The defense counsel, Chadda, was a tall, angular man with wavy, dark hair and bushy eyebrows. Generally he had a hectoring style and a pugnacious demeanor. He left you in no doubt which side he was on and what he was prepared to do for that side.
So, when I got to know him better after the trial had ended, I was surprised to find that in private he was a very different person. He was suave and considerate, eager to hear your view, patient to a fault. Clearly his courtroom style was one he affected because he thought it gave him a professional edge.
“I no longer had a salary. Nor did I have a well-guarded, well-appointed office, a secretary and an assistant, and a bunch of professional staff I could count on for help. But I was free of all political or official pressure, free to practice law as I wanted.”
He added, “I was free, above all, to choose the cases I took, delve into them as much as I cared, handle them exactly the way I thought best. I decided to choose my cases carefully: cases where I could make a mark or where I would be able to make a noticeable difference. Yes, I wanted to be noticed.”
He explained his aggressive style, “Prosecutors in general were a proud lot for a good reason. Their adversaries were often poorly paid, insufficiently prepared lawyers ready to strike a deal and avoid a trial. I wanted a trial, where I could punch a hole in their hubris. I accepted a few briefs, investigated personally, prepared rigorously and went to court like a gladiator.”
It was a brutal case in an nearby village. An affluent farmer had been killed with a machete, his head nearly severed with a formidable strike. There was no eyewitness, but since the man had a land dispute with a neighboring farmer for years and their dispute had burst into ugly brawls in public more than once, the other farmer, Jit, was a prime suspect and promptly interrogated. The police gathered a large body of circumstantial evidence and charged Jit. The local lawyer who had initially advised Jit knew that he would be beyond his depth in a capital case. So he bowed out and the brief came to Chadda.
“I studied the voluminous file punctiliously, examined and reexamined every shred of evidence, then went to the village and visited the scene of crime. I memorized every name, checked every photograph with a microscope, and studied all the police and medical reports.”
“Didn’t you speak with the alleged killer, Jit himself?” I asked.
“At that stage, no. I make it a principle never to ask the client if he or she has committed the crime. Often clients lie and say they are innocent. In any case, their guilt or innocence is none of my business. It is for the judge to decide that. As their lawyer, my responsibility is to present the best defense, the most credible and advantageous interpretation of the evidence on their behalf. I spoke to him for a few minutes just before the trial only to reassure him and to advise him not to open his mouth.”

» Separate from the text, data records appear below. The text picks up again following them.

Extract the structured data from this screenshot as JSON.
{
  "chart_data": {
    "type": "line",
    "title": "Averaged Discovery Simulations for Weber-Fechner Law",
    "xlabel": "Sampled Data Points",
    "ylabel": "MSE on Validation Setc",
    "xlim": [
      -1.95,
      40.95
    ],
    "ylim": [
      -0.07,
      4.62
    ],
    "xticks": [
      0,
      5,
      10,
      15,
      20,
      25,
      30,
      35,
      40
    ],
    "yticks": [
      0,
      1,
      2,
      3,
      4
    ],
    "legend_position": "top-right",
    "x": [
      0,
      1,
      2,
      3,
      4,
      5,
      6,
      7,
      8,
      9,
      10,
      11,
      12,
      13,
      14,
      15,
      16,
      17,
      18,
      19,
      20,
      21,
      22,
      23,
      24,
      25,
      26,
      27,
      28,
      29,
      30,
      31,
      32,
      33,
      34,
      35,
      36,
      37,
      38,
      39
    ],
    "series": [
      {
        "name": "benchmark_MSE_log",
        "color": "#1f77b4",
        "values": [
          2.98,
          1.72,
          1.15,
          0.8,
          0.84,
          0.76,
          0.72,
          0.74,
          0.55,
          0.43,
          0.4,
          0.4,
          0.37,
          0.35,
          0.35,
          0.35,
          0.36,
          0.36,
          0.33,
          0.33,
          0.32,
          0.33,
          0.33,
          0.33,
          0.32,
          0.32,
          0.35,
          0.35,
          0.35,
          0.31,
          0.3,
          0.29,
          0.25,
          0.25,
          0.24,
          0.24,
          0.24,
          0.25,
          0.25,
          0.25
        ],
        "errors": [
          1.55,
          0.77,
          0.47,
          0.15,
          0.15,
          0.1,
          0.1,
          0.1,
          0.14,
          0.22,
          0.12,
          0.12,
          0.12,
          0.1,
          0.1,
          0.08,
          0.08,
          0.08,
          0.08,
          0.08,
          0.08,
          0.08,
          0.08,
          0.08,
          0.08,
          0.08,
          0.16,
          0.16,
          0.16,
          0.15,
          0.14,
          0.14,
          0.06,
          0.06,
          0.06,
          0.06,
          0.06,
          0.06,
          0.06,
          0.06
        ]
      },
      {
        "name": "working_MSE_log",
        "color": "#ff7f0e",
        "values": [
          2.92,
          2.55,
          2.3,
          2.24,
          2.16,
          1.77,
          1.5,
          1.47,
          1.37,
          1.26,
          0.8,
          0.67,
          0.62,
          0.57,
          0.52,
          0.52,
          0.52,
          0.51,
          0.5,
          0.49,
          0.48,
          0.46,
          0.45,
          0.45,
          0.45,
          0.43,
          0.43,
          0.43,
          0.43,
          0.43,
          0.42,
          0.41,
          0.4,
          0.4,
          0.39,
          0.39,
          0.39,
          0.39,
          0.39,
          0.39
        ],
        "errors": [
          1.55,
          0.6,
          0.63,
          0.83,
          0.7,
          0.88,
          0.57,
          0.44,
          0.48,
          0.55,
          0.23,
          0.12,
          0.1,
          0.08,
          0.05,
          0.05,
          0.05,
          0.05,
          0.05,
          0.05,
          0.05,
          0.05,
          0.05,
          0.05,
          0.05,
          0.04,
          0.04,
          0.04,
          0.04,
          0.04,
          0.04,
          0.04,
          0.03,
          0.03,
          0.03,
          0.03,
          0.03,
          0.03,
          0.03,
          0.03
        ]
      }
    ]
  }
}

“It wasn’t done badly, but, as always, there were loose links. I was armed to the teeth and I exploited every lapse. I questioned the official witnesses mercilessly. Then the prosecutor presented his arguments, competently but perfunctorily. Finally, at the end of the third day. it was my turn.
“I had prepared well, and I delivered my points with all the eloquence I could muster. I emphasized that there were undeniable gaps in the evidence and none could send an innocent man to his death on that basis. The jurors were clearly spellbound. Even the judge looked impressed.
“As the court adjourned for the day, I was certain that I had scored a victory. Then the strange thing happened.
I was about to leave, when he suddenly blurted out, ‘I am genuinely sorry I killed that man in a rage. Please save me.’”
Chadda continued, “I came out of the court in a daze. Unknown to me, working hard to find holes in the evidence, I had convinced myself of the innocence of my client. Now I knew he wasn’t innocent. I couldn’t sleep that night. I kept running in my mind the picture of the blood-soaked victim. And the thought of the killer I had helped to set free.”
The next morning, Chadda said, he was the happiest man on earth when the judge took the jurors’ verdict and declared that defendant had been found guilty. Following the jury’s recommendation, however, instead of sending him to the death row, he gave the man a life sentence. Chadda had lost the case, but he had learned a lesson.